One area that HMRC seem to be paying close attention to at the moment is how rental income is divided between spouses. The law on this point has not changed for many years.
The general rule is where rents are received from an asset held in the names of individuals who are married to each other and living together, the income is shared equally. This rule often works very well for many married couples. Even if the husband has contributed 90% of the capital to purchase the property, the wife is deemed to receive half of the income.
However what if the couple want to allocate more share of the income to the spouse with little other income? It is possible to vary this default position provided that:
- the couple make a joint declaration, and
- they are ‘beneficially entitled’ to unequal shares in the property.
The joint declaration is made on a form – Form 17 – and requests evidence to support the declaration that beneficial interests in the property are unequal, for example a declaration or deed.
Here’s where many couples get into difficulties. If the property is located in England, Wales or Northern Ireland, it is often owned by married couples as ‘joint tenants’. If so, the split is 50/50. The split remains 50/50 even if a declaration of deed is submitted. A necessary preliminary step is to change the ownership of the property from a ‘joint tenancy’ into ownership as ‘tenants in common’. In Scotland, ‘common owners’ is similar in principle to tenants in common.

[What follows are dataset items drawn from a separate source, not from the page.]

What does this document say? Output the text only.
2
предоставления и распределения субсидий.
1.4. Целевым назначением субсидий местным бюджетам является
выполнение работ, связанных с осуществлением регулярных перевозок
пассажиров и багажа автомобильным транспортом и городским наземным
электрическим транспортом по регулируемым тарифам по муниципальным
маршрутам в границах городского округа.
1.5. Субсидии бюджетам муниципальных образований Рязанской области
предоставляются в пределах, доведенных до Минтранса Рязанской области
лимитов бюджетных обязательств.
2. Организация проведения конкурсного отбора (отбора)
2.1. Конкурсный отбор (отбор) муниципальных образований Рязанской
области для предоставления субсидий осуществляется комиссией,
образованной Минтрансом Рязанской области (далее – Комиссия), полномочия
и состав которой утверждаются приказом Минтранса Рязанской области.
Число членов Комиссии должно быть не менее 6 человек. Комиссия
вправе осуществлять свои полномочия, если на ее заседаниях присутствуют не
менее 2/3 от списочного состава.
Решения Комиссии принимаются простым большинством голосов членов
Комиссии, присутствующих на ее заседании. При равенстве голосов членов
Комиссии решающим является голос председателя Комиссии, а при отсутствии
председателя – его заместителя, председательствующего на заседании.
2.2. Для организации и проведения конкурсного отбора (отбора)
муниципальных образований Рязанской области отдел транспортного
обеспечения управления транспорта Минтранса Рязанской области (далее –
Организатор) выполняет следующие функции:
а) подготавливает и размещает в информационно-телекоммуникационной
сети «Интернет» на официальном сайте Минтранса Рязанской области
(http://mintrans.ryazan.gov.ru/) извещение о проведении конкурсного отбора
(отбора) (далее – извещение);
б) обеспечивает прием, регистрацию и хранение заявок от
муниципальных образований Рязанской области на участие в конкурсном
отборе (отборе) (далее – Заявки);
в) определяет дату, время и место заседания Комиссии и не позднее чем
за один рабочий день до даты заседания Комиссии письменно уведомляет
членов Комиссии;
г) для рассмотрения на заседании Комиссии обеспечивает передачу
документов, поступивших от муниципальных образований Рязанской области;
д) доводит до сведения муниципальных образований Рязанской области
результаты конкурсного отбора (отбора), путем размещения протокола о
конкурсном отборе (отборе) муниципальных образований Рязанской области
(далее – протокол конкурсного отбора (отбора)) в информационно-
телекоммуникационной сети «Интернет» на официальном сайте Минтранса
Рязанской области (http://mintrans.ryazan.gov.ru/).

The rules summarised above do not apply to properties which fall within the definition of furnished holiday lettings and properties held by a partnership where the spouses are partners. In both these cases trading profits may be allocated in any way the partners choose. However, HMRC consider that it is unusual for a couple to be in partnership as the existence of a partnership depends on a degree of organisation similar to that required in an ordinary commercial business.